11 Big Data Myths and Facts
Big Data Myths and Facts
- Myth: Big Data Is New
- Fact: Huge cross-references of every single word used in the Bible, called “concordances,” were in use by scholar monks for centuries well before the first databases.
- Myth: Big data is Made for Big Business
- Fact: Enterprises of all sizes are able to now leverage big data analytics thanks to recent improvement in cloud and data management technology.
- Myth: Bigger Data Is Better
- Fact: Quality of data wins over quantity of data. What to use is often more relevant than how much to use.
- Myth: Our data is so messed up we can’t possibly master big data
- Fact: Advanced data quality, master data management, and data governance tools have made it easier to clean up the enterprise data mess.
- Myth: Every problem is a big data problem
- Fact: If you are matching a couple fields) against a couple of conditions across a couple of gigabytes, it isn’t really a big data problem. Don’t treat every analytics need as a big data effort.

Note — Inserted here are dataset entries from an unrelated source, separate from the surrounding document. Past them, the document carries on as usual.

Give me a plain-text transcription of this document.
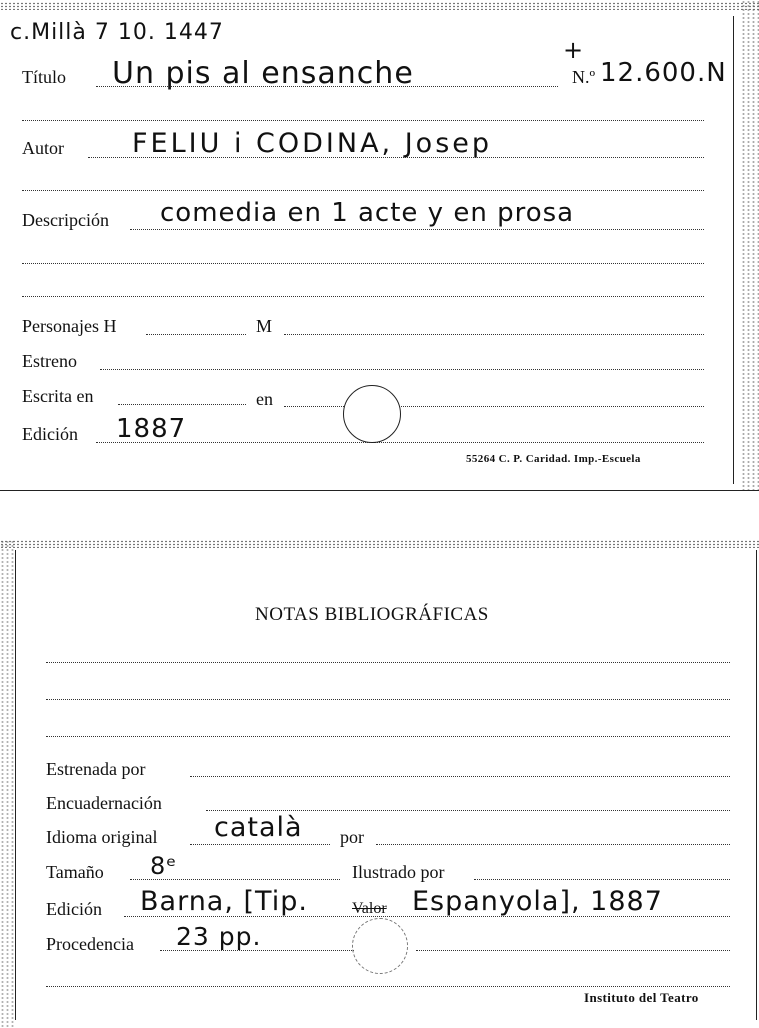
c.Millà 7 10. 1447
+
Título Un pis al ensanche	N.º 12.600.N
Autor	FELIU i CODINA, Josep
Descripción comedia en 1 acte y en prosa
Personajes H	M
Estreno
Escrita en	en
Edición 1887
55264 C. P. Caridad. Imp.-Escuela
NOTAS BIBLIOGRÁFICAS
Estrenada por
Encuadernación
Idioma original català por
Tamaño 8ᵉ	Ilustrado por
Edición Barna, [Tip.	Valor Espanyola], 1887
Procedencia 23 pp.
Instituto del Teatro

- Myth: Big Data applications require little or no performance tuning
- Fact: Big Data applications require regular tuning of the analytical and statistical models as more and more data and variables are added.
- Myth: Big data is a Magic 8-Ball
- Fact: Big Data may not tell you everything. A lot depends on the right questions and the right data for it to work
- Myth: Big data is only unstructured data
- Fact: Big Data does not have to be unstructured. Even voluminous structured data may classified as Big Data because of its sheer volume.

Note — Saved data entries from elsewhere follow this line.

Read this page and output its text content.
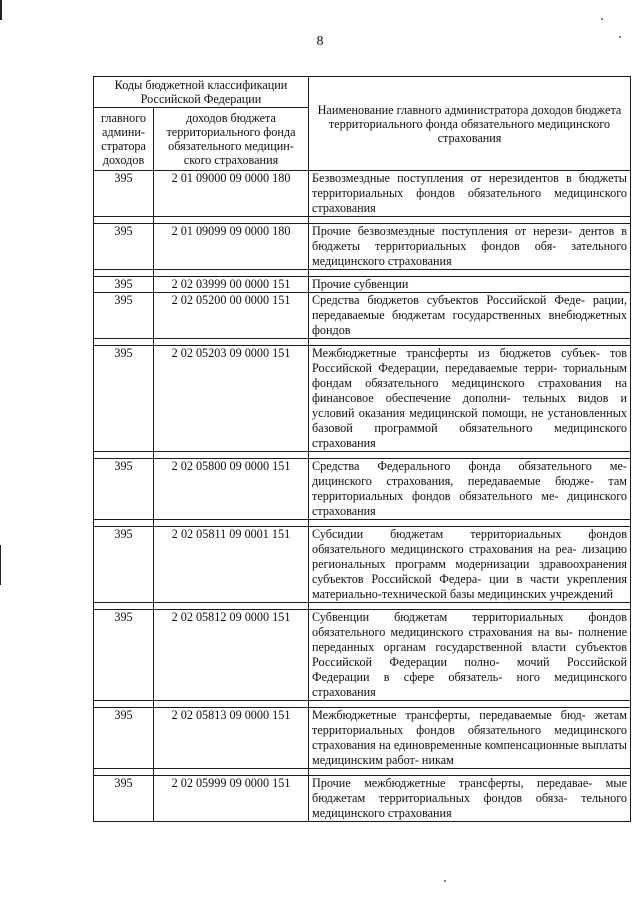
8
Коды бюджетной классификации Российской Федерации		Наименование главного администратора доходов бюджета территориального фонда обязательного медицинского страхования
главного админи- стратора доходов	доходов бюджета территориального фонда обязательного медицин- ского страхования	
395	2 01 09000 09 0000 180	Безвозмездные поступления от нерезидентов в бюджеты территориальных фондов обязательного медицинского страхования

395	2 01 09099 09 0000 180	Прочие безвозмездные поступления от нерези- дентов в бюджеты территориальных фондов обя- зательного медицинского страхования

395	2 02 03999 00 0000 151	Прочие субвенции
395	2 02 05200 00 0000 151	Средства бюджетов субъектов Российской Феде- рации, передаваемые бюджетам государственных внебюджетных фондов

395	2 02 05203 09 0000 151	Межбюджетные трансферты из бюджетов субъек- тов Российской Федерации, передаваемые терри- ториальным фондам обязательного медицинского страхования на финансовое обеспечение дополни- тельных видов и условий оказания медицинской помощи, не установленных базовой программой обязательного медицинского страхования

395	2 02 05800 09 0000 151	Средства Федерального фонда обязательного ме- дицинского страхования, передаваемые бюдже- там территориальных фондов обязательного ме- дицинского страхования

395	2 02 05811 09 0001 151	Субсидии бюджетам территориальных фондов обязательного медицинского страхования на реа- лизацию региональных программ модернизации здравоохранения субъектов Российской Федера- ции в части укрепления материально-технической базы медицинских учреждений

395	2 02 05812 09 0000 151	Субвенции бюджетам территориальных фондов обязательного медицинского страхования на вы- полнение переданных органам государственной власти субъектов Российской Федерации полно- мочий Российской Федерации в сфере обязатель- ного медицинского страхования

395	2 02 05813 09 0000 151	Межбюджетные трансферты, передаваемые бюд- жетам территориальных фондов обязательного медицинского страхования на единовременные компенсационные выплаты медицинским работ- никам

395	2 02 05999 09 0000 151	Прочие межбюджетные трансферты, передавае- мые бюджетам территориальных фондов обяза- тельного медицинского страхования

- Myth: You need unstructured data to make predictions
- Fact: Predictive models use a combination of unstructured and structured data for training the models and making inferences.
- Myth: Machine learning is a concept related to Big Data
- Fact: The idea underlying machine learning is “using data to model an underlying process”. Machine learning algorithms can, however, provide valuable insights when used in conjunction with Big Data.
- Myth: Big data analytics will not require supervision by humans
- Fact: The adjective “unsupervised” does not mean that these algorithms run by themselves without human supervision. An analyst (or a data scientist) who is training an unsupervised learning model has to exercise a similar hind of modelling discipline as the one who is training a supervised model.